Inclusiveness that includes the off-campus community is important in these days of LA Excels, the Harward Center for Community Partnerships, and service-learning. “The primary attribute that the station brings to the College is that it really closes the gap,” Goldmann says. WRBC’s role in bridging the divide between campus and the Twin Cities is especially effective because it’s an organic response to a common interest — a dialogue in the universal language of music, if you will. “I see it as one of the original community-college partnerships,” says local deejay Michael Dixon, an Auburn psychologist.

The benefits to Bates of the town-gown bond at WRBC are obvious. For starters, the station gets the summer staff it needs to maintain non-stop operation. (“It’s almost always Eric McIntosh who ends up at the station from 2 a.m. to

8 a.m.,” says Alam. “He completely changes his sleep cycle.”) This summer, Dixon wears the hats of general manager, program director, and music director.

But how do the Twin Cities benefit from the station, beyond the intangible good of an alternative to commercial radio? Skip Mowry believes that WRBC’s strongest appeal to the community lies in the opportunities it gives locals to dip their toes in radio — a particular boon to young people. The station is also open to local cultural interests, although unlike community stations such as WMPG-FM, down the road at the University of Southern Maine, it doesn’t reach out to those interests. It only welcomes those who come to the door. So, since former state Sen. Georgette Berube discontinued her show on WRBC, the station no longer speaks to the Franco- American community here.

Overall, the marriage between town and gown at WRBC is pretty harmonious. (Though the community deejays — some of whom have worked at the station for nearly a decade — express occasional frustration about getting used to a new slate of student station leaders every couple of years.) The need for more money and better facilities are the two big issues the staff is united on (besides the importance of music). There’s no question that WRBC deserves better digs, even with the new paint, and hopes are high that the College will see fit to move it into the new campus center. That concept would perfectly fit the administration’s aspirations for the center as a sort of virtual piazza, a flash point for social and creative life at Bates.

WRBC disc jockey Kristen O'Toole '02 graduated in May with an English degree. She aspires to do the kind of music journalism popularized by Lester Bangs and Dave Marsh.

In the end, though, it seems poetically apt that the poster child of campus radio should be bunkered in a basement. If a child’s idea of telecommunication is two cans and a piece of string, the young adult’s is two isolated souls linked by a piece of good music. That’s a link that radio makes best. And if its sense of intimacy is somewhat betrayed by the fact that the deejay is being intimate with many people at once (and there’s a word for that sort of behavior), the intimacy feels real nonetheless for every deejay and every listener.

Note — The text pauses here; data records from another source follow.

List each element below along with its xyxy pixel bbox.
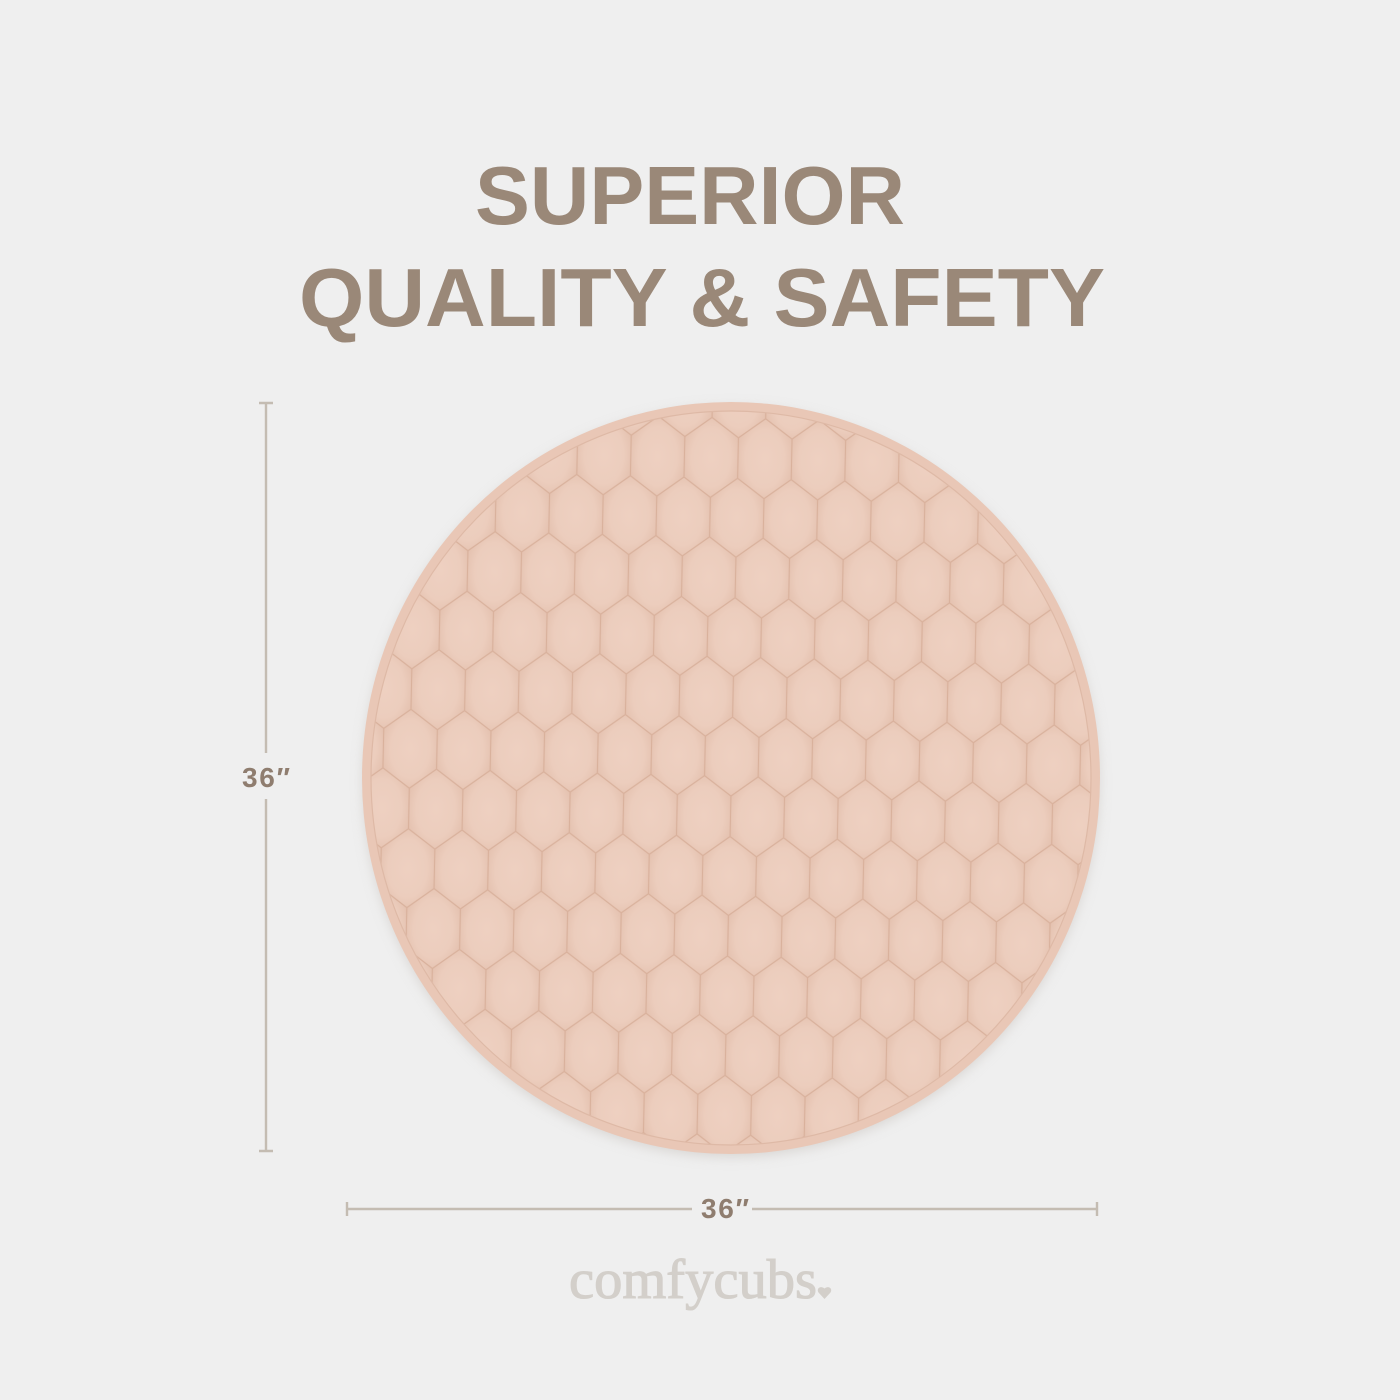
logo wordmark: comfycubs: [569, 1249, 817, 1311]
icon: logo heart: [818, 1287, 831, 1299]
title line 2: QUALITY & SAFETY: [299, 251, 1105, 344]
mat shadow: [363, 407, 1099, 1157]
quilted honeycomb surface: [371, 411, 1091, 1145]
logo: comfycubs: [569, 1249, 831, 1311]
vertical dimension: 36 inches: [242, 403, 290, 1151]
vertical dimension label: 36″: [242, 762, 290, 793]
horizontal measure line: [347, 1202, 1097, 1216]
horizontal dimension: 36 inches: [347, 1193, 1097, 1224]
product: round quilted honeycomb mat: [362, 402, 1100, 1157]
vertical measure line: [259, 403, 273, 1151]
title line 1: SUPERIOR: [475, 149, 905, 242]
horizontal dimension label: 36″: [701, 1193, 749, 1224]
mat binding edge: [362, 402, 1100, 1154]
title: [299, 149, 1105, 344]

For Ari Goldmann, ‘RBC’s best moments come during the station’s annual trivia contest, when the little lounge is packed with people and incoming calls keep the phone lines humming. Friends of Kristen O’Toole know that certain songs she plays are dedicated to them, whether she announces it or not.

“The station can be a lonely place,” says Skip Mowry. “A lot of the time, besides the person who has the show, there’s nobody else there.” He says, “Sometimes you sit there and you think, is anybody listening? And then you get this phone call that lets you know that people are listening.”

WRBC on the Web?

Famous for being the first Maine radio station on the Web in 1997, WRBC is becoming equally well-known for its balky audio server. The station hopes to be back on the Web soon at www.bates.edu/people/orgs/wrbc/.